From a measurement perspective, this study, as well as others (Burke and Loeber 2010; Herzhoff and Tackett 2016; Lavigne et al. 2014), have identified an item assignment for ODD subdimensions that is statistically robust, but is not the model proposed in DSM-5. This presents a problem for researchers in this area as it is not clear which is preferable to use when testing alternative models. There are many similarities between this configuration and the DSM-5 approach, therefore it is likely that results would have been similar is the DSM-5 approach was used to model the trajectories. Group based trajectories modelled using DSM-5 item assignments would help to address this issue.

Limitations

This study used parent report data on ODD symptoms because youth report was not available. For report of behavioural symptoms, parent report alone has been shown to be more valid that youth alone (Jensen et al. 1999). This approach may have limited the ability to disentangle the subdimensions, particularly of IR and AN, where the child may have a differing opinion as to the presence or severity of their symptoms (Angold and Costello 1996). As a counterpoint, the external correlates upon which the trajectories were compared were reported by the youth (except for anxiety) whereas the trajectories were reported by the parents. This reduced the impact of shared method variance and increased the confidence of their value as independent correlates.
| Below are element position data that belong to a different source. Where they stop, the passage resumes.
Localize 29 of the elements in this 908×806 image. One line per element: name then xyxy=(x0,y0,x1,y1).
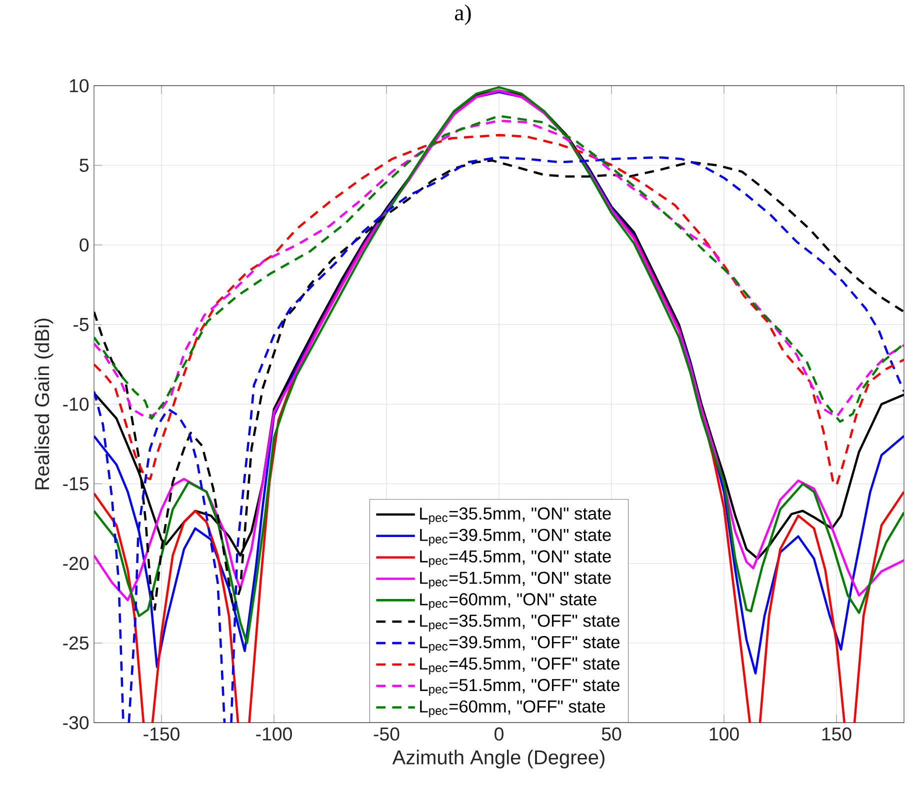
legend-label: L$_{pec}$=35.5mm, "OFF" state xyxy=(420,614,620,632)
legend-label: L$_{pec}$=60mm, "OFF" state xyxy=(420,700,606,718)
legend-label: L$_{pec}$=51.5mm, "ON" state xyxy=(420,572,611,589)
y-tick-label: 0 xyxy=(80,238,89,252)
x-tick-label: -150 xyxy=(144,728,180,741)
legend-label: L$_{pec}$=45.5mm, "ON" state xyxy=(420,550,611,568)
x-tick-label: 50 xyxy=(602,728,622,741)
y-tick-label: -25 xyxy=(63,636,89,650)
y-tick-label: -30 xyxy=(63,716,89,730)
y-tick-label: -20 xyxy=(63,556,89,570)
legend-label: L$_{pec}$=51.5mm, "OFF" state xyxy=(420,679,620,696)
x-tick-label: 150 xyxy=(822,728,852,741)
x-tick-label: -50 xyxy=(374,728,400,741)
y-tick-label: 10 xyxy=(70,79,89,92)
chart-title: a) xyxy=(454,4,471,26)
legend-label: L$_{pec}$=39.5mm, "OFF" state xyxy=(420,636,620,654)
x-tick-label: 100 xyxy=(710,728,739,741)
y-axis-title: Realised Gain (dBi) xyxy=(34,318,54,490)
x-tick-label: -100 xyxy=(256,728,292,741)
legend-label: L$_{pec}$=60mm, "ON" state xyxy=(420,593,596,610)
legend-label: L$_{pec}$=45.5mm, "OFF" state xyxy=(420,658,620,675)
y-tick-label: -5 xyxy=(74,318,89,332)
y-tick-label: -15 xyxy=(63,477,89,490)
legend-label: L$_{pec}$=39.5mm, "ON" state xyxy=(420,528,611,546)
x-axis-title: Azimuth Angle (Degree) xyxy=(392,750,604,769)
x-tick-label: 0 xyxy=(494,728,504,741)
y-tick-label: -10 xyxy=(63,398,89,411)
y-tick-label: 5 xyxy=(80,158,89,172)
legend-label: L$_{pec}$=35.5mm, "ON" state xyxy=(420,508,611,525)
It is also important to recognize that these findings may not generalize to clinic-referred youth.

Conclusion

This is the first study to use GBTM to test whether unique subgroups of oppositional girls could be identified based on their longitudinal profile on three ODD subdimensions representing IR, DF and AN. We did not identify girls’ trajectory groups that were characterized by a particular subdimension of ODD symptoms; subdimensions were linked by symptom severity. Severity of symptoms of all types was significantly associated with worse long term outcomes, although significant post-hoc associations were observed between high irritability trajectory membership with later anxiety and depressive symptoms consistent with previous literature. Findings suggest that in childhood and early adolescence girls with high levels of ODD symptoms can be identified, and these youth are characterized by a persistent elevated profile of IR, DF and AN symptoms. This study does not support the proposal that ODD with irritability is a distinct or more severe form of ODD in girls.